迟暮本想睡一会再起来吃午饭,没想到这一觉就睡到了傍晚。她身体不太好,总觉得疲倦困乏,昨天一夜的舟车劳顿,好不容易到了歇息的时候,疲惫感就潮水般涌了过来。
虽然疲乏,但也不能睡得太久。
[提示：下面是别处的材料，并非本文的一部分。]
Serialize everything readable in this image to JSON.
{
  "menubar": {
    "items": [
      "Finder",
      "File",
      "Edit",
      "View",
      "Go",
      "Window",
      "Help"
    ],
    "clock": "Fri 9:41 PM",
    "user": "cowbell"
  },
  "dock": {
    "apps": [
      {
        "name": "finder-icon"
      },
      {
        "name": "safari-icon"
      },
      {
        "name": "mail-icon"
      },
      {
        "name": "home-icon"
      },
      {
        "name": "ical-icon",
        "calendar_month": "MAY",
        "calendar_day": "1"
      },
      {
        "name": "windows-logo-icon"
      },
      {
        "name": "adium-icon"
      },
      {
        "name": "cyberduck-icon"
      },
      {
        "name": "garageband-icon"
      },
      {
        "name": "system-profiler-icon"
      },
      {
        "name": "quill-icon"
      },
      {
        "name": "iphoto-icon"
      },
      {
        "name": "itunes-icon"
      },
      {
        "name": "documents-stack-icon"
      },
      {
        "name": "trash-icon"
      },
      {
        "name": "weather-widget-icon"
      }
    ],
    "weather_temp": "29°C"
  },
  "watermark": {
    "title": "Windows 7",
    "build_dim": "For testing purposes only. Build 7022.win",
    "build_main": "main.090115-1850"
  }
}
迟暮强压住睡意,握住胸前垂挂的铜钱,默数一二三,第三声的时候强迫自己起床。
睡了一天,她也有些饿了,简单梳洗了一下,披了件外衣开门出去。
走廊上很冷清,只有偶尔经过一两间房时,能隐隐听见里面有人在说话。楼梯口吊着一盏灯,灯火有些暗,被不知从何处来的风吹得摇摇晃晃。迟暮扶着扶手往下走,因为周围寂静,脚步也不由自主地放轻了。
客栈总共三层,她住在二楼,走到楼梯拐角时,听见下面客堂里有人在说话,于是先停了一停,探身往下看。
客堂靠窗的桌边,有三个人在吃饭,一个是那个古怪的年轻姑娘周绮,一个是白天见过的掌柜,还有一个中年妇人她没照过面,不过看他们言谈举止,显然都是熟人,掌柜的和那妇人应该是对夫妻。
迟暮心下了然:原来这客栈是一对夫妇经营的,她白天见到的不只是掌柜,还是这客栈的老板。
客堂里静悄悄的,那三人说话的时候没有刻意压低声音,她也离得不远,能听见他们在说什么。
先是周绮说了下午的经历,刘仲昆又联想起了城南吴小姐的失踪,迟暮不由得皱了皱眉:这长安城在天子脚下,熙攘繁盛,本该一派盛世光景,谁知城中也没多太平。
她最怕再被卷进江湖纷争里去,不过吴小姐、赶考书生这样的人,就算惹上了仇家,应该也和武林中人无关。想到此节,迟暮就稍稍松了口气,正想继续往楼下走,就见周绮不知是回想起了什么,又古怪地沉默起来,而老板夫妇像是司空见惯了,见状只是给她夹了点菜,让她好好吃饭。
周绮笑了笑,气氛又重新变得融洽平静。
迟暮这才走下楼去,这回没再刻意放轻脚步,那三人也察觉到有人来了,刘仲昆先放下筷子,热情地招呼她:“姑娘,有什么事吗?”
迟暮道:“我午后睡了一会,还没用饭,现在有什么吃的吗?”
她看了一眼周绮,对方连头都没抬,就着那碗被她掏了个洞的米饭,吃着面前的一盘菜。
“也差不多过饭点了,其他客人都吃过,厨房没剩什么了,我去给你煮碗面吧。”张兰芝闻言,立刻搁下筷子起身,“姑娘有什么忌口吗?”
迟暮摇头道:“没什么忌口,清淡些就行。”
张兰芝在厨房忙活的空隙,刘仲昆吃完了晚饭,邀她坐下来等。迟暮也不客气,坐在隔壁的桌边,随意和他聊了几句,互通了姓名,也了解到自己的猜测没错:这客栈的老板和老板娘两人,年轻的时候也是江湖上的闲散侠士,年纪渐长,不想再参与江湖纷争,于是辞别了故友,到长安城里开了间客栈,至今已有七八年了。